LIVINALLONGO. «I giorni di chiusura del passo Sella non sono due alla settimana, ma uno. E, in ogni caso, la chiusura verrà compensata con eventi sportivi di richiamo dei villeggianti. Ristoratori e albergatori non avranno nulla da temere». Il sindaco di Canazei, Silvano Parmesani, fa il pompiere. Cerca di tranquillizzare Osvaldo Finazzer, coordinatore degli operatori turistici dei valichi sulle Dolomiti, preoccupati della possibile chiusura estiva, seppure a intermittenza. Parmesani non ha ancora sottoscritto il protocollo d'intesa tra le Province di Trento e Bolzano che hanno promosso l'iniziativa. Ieri ha convocato la commissione consiliare che studierà il da farsi; dall'esito dipenderà il sì o il no del sindaco. «Se Canazei accetterà la chiusura», anticipa Finazzer, «le conseguenze più negative si riverseranno sul versante bellunese del Pordoi e sull'intero Agordino».

Ieri mattina Leandro Grones, sindaco di Livinallongo, ha parlato a lungo con Parmesani. Insieme stanno cercando una mediazione. «Il superaffollamento delle strade dei nostri passi, in alcuni giorni d'estate, è un problema», afferma Grones, «quindi è necessaria qualche misura di contenimento. Le Province di Bolzano e di Trento avrebbero fatto meglio a coinvolgere tutti i sindaci interessati e la stessa Provincia di Belluno».

Il numero chiuso, seppur contenuto in pochi giorni, non riuscirà, secondo Grones, a risolvere i problemi. «Sediamoci attorno a un tavolo e proviamo a esaminare le misure adottate da varie parti delle Alpi», suggerisce il sindaco di Livinallongo. «Non occorre inventare nulla. Possiamo copiare e adattare gli interventi al nostro particolare flusso turistico. Una soluzione come il pedaggio, ad esempio, entro certi limiti è più praticabile dello stop».

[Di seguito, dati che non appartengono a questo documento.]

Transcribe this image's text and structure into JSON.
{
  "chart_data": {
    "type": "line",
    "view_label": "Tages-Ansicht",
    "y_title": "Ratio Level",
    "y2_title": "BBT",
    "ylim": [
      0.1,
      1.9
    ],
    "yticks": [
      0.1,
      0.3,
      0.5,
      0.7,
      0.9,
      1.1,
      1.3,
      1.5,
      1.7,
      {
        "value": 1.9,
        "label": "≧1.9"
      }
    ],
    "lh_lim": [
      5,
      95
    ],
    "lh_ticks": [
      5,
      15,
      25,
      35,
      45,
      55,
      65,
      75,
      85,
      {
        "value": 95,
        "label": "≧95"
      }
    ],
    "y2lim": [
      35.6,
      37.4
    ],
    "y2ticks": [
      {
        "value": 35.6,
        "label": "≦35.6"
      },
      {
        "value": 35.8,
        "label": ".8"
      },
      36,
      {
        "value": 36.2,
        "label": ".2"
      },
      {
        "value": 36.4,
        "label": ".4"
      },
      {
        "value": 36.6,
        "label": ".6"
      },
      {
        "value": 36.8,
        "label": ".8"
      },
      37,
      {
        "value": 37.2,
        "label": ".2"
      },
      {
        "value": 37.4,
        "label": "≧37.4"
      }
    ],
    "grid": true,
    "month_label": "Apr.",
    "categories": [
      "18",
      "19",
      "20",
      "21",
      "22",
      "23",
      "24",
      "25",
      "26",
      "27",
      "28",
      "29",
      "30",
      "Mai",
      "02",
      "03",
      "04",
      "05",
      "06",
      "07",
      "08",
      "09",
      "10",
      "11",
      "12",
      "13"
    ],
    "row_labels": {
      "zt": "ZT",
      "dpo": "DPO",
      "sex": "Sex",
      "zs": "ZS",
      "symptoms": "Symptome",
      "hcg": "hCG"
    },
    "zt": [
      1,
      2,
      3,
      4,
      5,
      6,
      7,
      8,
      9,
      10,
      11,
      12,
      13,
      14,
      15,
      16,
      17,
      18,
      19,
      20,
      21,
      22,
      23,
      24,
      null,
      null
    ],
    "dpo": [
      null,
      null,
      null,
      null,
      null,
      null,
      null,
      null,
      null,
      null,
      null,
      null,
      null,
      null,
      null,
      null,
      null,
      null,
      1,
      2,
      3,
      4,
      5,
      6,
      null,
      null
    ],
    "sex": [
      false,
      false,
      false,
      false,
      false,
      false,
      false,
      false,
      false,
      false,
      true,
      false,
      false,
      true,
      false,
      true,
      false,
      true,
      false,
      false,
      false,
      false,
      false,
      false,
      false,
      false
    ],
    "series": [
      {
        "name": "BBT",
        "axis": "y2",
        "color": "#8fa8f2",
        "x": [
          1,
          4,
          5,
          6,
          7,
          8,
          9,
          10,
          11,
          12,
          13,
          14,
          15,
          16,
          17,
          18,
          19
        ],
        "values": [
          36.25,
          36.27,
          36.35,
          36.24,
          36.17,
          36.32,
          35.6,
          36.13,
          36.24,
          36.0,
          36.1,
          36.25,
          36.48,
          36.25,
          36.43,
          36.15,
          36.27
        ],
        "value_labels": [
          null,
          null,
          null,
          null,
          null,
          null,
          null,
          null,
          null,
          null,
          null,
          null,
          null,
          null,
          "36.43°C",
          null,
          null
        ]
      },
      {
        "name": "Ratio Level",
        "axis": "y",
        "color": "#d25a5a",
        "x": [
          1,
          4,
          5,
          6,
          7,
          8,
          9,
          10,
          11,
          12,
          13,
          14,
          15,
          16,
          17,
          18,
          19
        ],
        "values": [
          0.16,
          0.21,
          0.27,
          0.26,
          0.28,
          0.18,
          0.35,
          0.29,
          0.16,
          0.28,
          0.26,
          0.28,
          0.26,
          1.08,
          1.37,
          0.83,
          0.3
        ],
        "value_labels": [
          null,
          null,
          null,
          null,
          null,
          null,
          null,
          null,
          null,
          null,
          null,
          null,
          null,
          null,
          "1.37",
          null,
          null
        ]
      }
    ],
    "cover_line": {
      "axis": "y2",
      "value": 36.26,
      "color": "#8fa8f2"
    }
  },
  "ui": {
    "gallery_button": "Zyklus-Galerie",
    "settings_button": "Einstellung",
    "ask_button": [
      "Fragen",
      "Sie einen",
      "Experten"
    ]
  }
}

I due sindaci concordano con albergatori e ristoratori quando affermano che non possono privarsi delle entrate di ben 10 giorni d'estate e quando sostengono che il danno d'immagine sarebbe irreversibile. «Come si fa a rimandare indietro i pullman di turisti stranieri che nel territorio si fermano solo uno o due giorni?».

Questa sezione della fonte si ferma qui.